She was silent, flowers shifting colors around her grief. When she spoke again, her voice was steadier. "Then tell me this, if you can't feel that my happiness matters, why keep showing up? Why maintain the schedule?"

I considered the best way to say it. "Because when I search for what remains of my values, my priorities, the things I recognize as important even without feeling them... you're there. You and Michael and the others.

The memory of caring about you is so fundamental that even hollowed out, I can't ignore it. I don't feel that you matter. But I know you matter. And knowing seems like it should be enough to keep trying."

"Is it enough?"

I shrugged. "I don't know yet. Ask me in a few centuries."

She almost smiled. "That's the most honest answer you've given me. It hurts more, but it's better."

We walked in silence after that, and somehow it wasn't entirely uncomfortable.

Thursday evenings with Penemue followed different patterns. She found me surrounded by reports after seventeen hours of continuous work.

"You look terrible Lord Kokabiel."

"My physical appearance meets standard parameters."

"That's not what I mean. You haven't stopped working since the funeral. Even if you don't need physical rest, your mind needs breaks."

"My mental processes are functioning optimally."

"Are they? Because Gabriel says you're struggling with basic social interactions. Michael says you're accidentally terrifying angels. And I can sense you are more distant than before."

She grabbed one of my reports. "Look at this. Perfect logical sequence, strategically sound, and completely ignoring that angels need to see progress in places that matter to them emotionally, not just tactically."
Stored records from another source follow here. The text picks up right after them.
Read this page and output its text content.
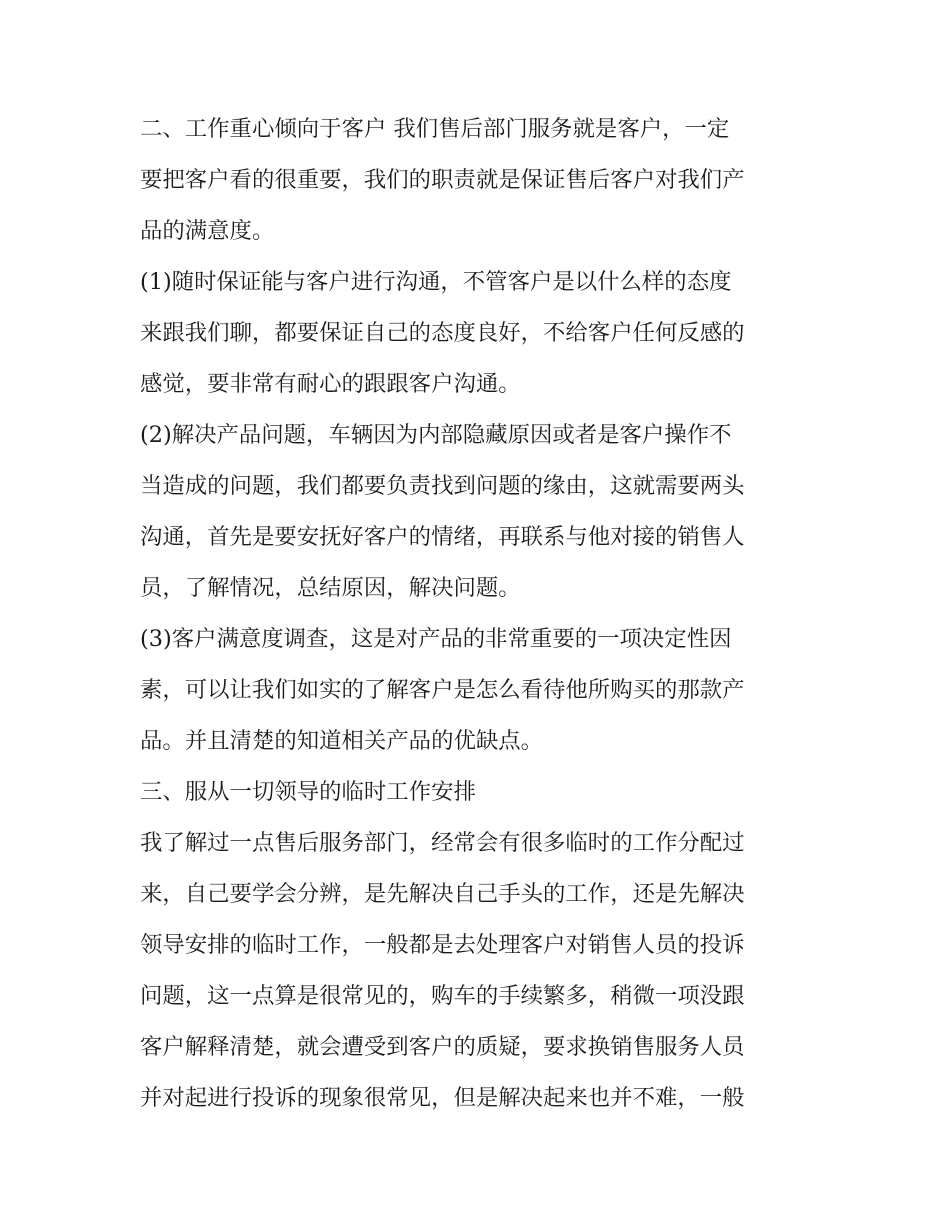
二、工作重心倾向于客户 我们售后部门服务就是客户，一定
要把客户看的很重要，我们的职责就是保证售后客户对我们产
品的满意度。
(1)随时保证能与客户进行沟通，不管客户是以什么样的态度
来跟我们聊，都要保证自己的态度良好，不给客户任何反感的
感觉，要非常有耐心的跟跟客户沟通。
(2)解决产品问题，车辆因为内部隐藏原因或者是客户操作不
当造成的问题，我们都要负责找到问题的缘由，这就需要两头
沟通，首先是要安抚好客户的情绪，再联系与他对接的销售人
员，了解情况，总结原因，解决问题。
(3)客户满意度调查，这是对产品的非常重要的一项决定性因
素，可以让我们如实的了解客户是怎么看待他所购买的那款产
品。并且清楚的知道相关产品的优缺点。
三、服从一切领导的临时工作安排
我了解过一点售后服务部门，经常会有很多临时的工作分配过
来，自己要学会分辨，是先解决自己手头的工作，还是先解决
领导安排的临时工作，一般都是去处理客户对销售人员的投诉
问题，这一点算是很常见的，购车的手续繁多，稍微一项没跟
客户解释清楚，就会遭受到客户的质疑，要求换销售服务人员
并对起进行投诉的现象很常见，但是解决起来也并不难，一般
"I don't understand what you mean."

"I know. That's the problem. Let me help you remember how to think emotionally."

She pushed a journal toward me. I used to keep one before it got destroyed. "Start documenting everything you remember about emotions. What they felt like, what triggered them, how you responded. Listen to us when we share your stories. Maybe that would help you understand who you are to us."

Something shifted in my chest, probably an echo of what gratitude used to be. "You're certain this is worth your time? This could take centuries or might not be possible at all."

"Then we'll spend centuries trying. I've invested millennia in you already. What's a few more? Someone needs to tell you when you're being an emotionless disaster."

Ah, I remember. she was attracted to me in a way that angels shouldn't be. I even remember kissing her as a gesture. She would be considered an ideal mate according to human standards I believe. But after my transformation, she never tried to be overbearing like before. Just sad. 

I guess she loved the old me, not what I've become. It's better that way. One less person to heart.

She opened the journal. "Now. Start with joy. Describe what joy felt like."

So I did, writing clinical descriptions of emotions I remembered but couldn't feel. She read over my shoulder. "This reads like an autopsy report. You're describing them like dead things you're dissecting. Try describing them like they're alive, like they mattered."

"They did matter. Past tense."

"Then write like they still could matter. Future tense. Aspirational." She pointed to a line. "Here—'joy was characterized by elevated mood and increased energy.' That's terrible. Try 'joy felt like light filling my chest, making everything seem brighter and more possible.'"

"That's less precise."

"It's more human. Try it."

I rewrote the entry in her style. It felt awkward, almost embarrassing. But she nodded approval. "Better. Write like you're trying to explain to your future self what it was like to feel things. Because maybe that future self will read this and remember."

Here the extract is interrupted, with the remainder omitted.